Bir kadın hayatı boyunca 1,5 kilogram ruj yutuyor!
Kadınların en hassas olduğu dönem gebelik süreci olarak biliniyor. Sadece yeme içme değil, cilt bakımı konusunda da çok dikkatli davranması gereken anne adayları, bu süreçte çoğu zaman çareyi bakımdan ve kozmetik ürünlerden uzak durmakta buluyor.
Kadınların en hassas olduğu dönem gebelik süreci olarak biliniyor. Sadece yeme içme değil, cilt bakımı konusunda da çok dikkatli davranması gereken anne adayları, bu süreçte çoğu zaman çareyi bakımdan ve kozmetik ürünlerden uzak durmakta buluyor.

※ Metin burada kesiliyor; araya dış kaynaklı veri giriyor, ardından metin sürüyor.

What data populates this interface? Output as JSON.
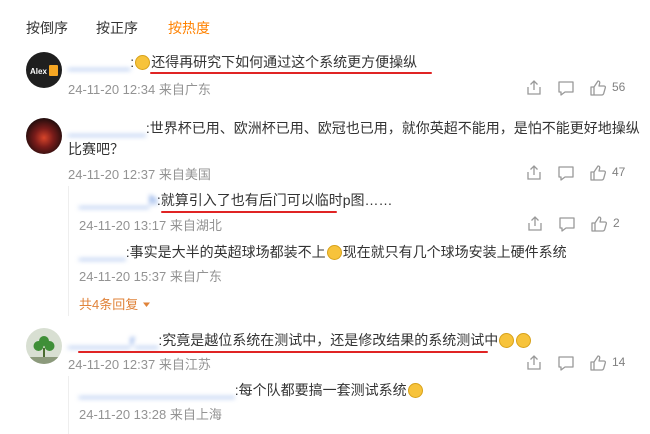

Hayattaki en mucizevi detaylardan biri olan gebelikte anne adayları kendilerinden çok karınlarında taşıdıkları bebeklerini düşünüyor. Yediklerine içtiklerine ayrıca dikkat eden anne adayları, cilt bakımı konusunda da ürünlere endişeyle yaklaşıyor. “Yiyemeyeceğin kadar güvenmiyorsan, cildine sürme” mottosuyla harekete geçen cilt bakım ve kozmetik markası DrDGL, sadece gebelik süresince değil, kadınların hayatlarının her noktasında kullanabilecekleri yüzde 100 doğal ve yenilenebilir ürünleriyle hizmet veriyor.
Anne adaylarının gönül rahatlığıyla kullanabilecekleri kozmetik ürünler
“Gebelikte anne adayları çok daha seçici davranıyorlar, bebeklerine zarar verme olasılığı olan her türlü olasılıktan kaçınıyorlar” diyen cilt bakım ve kozmetik markası DrDGL'nin Kurucusu Uzm. Dr. Didem Gülmez, “Kadınların hayattaki en hassas oldukları süreç kuşkusuz ki gebelik ve emzirme dönemidir. Halk sağlığı uzmanlığı dönemimde insan sağlığına zararlı olan kimyasallarla ilgili eğitimler aldım. Kendi öz kaynaklarımızla ülkemizde üretebileceğimiz doğal aromaterapik ve tabiattan elde edilen sabit yağları kullanarak cilt bakımı ve kozmetik ürünleriyle tüm anne adaylarımızın sağlıklı şekilde güzelliklerini korumaları için ürünler üretiyoruz. En sağlıklı ve ekonomik şekilde ‘kimyasalsız yaşam’ talepleri doğrultusunda ihtiyaçları karşılıyoruz. Anne adayları ve emziren anneler hem cilde hem de doğaya dost ürünlerimizi gönül rahatlığıyla kullanabilirler. Yüzde 100 doğal ürünler sadece anne adayları ya da emziren anneler için değil tüm kadınlar için önemlidir. Artık genç kızlarımız makyaj yapmaya erken yaşta başlıyor, yüzde 100 organik ürünlerle başladıkları bakım sürecinde ailelerin de içleri rahat edebiliyor. Aslında hangi yaşta hangi şartlarda olursa olsun kadınlar ürünlerimizle sağlıklı güzelliğe sahip olabiliyor” ifadelerini kullandı.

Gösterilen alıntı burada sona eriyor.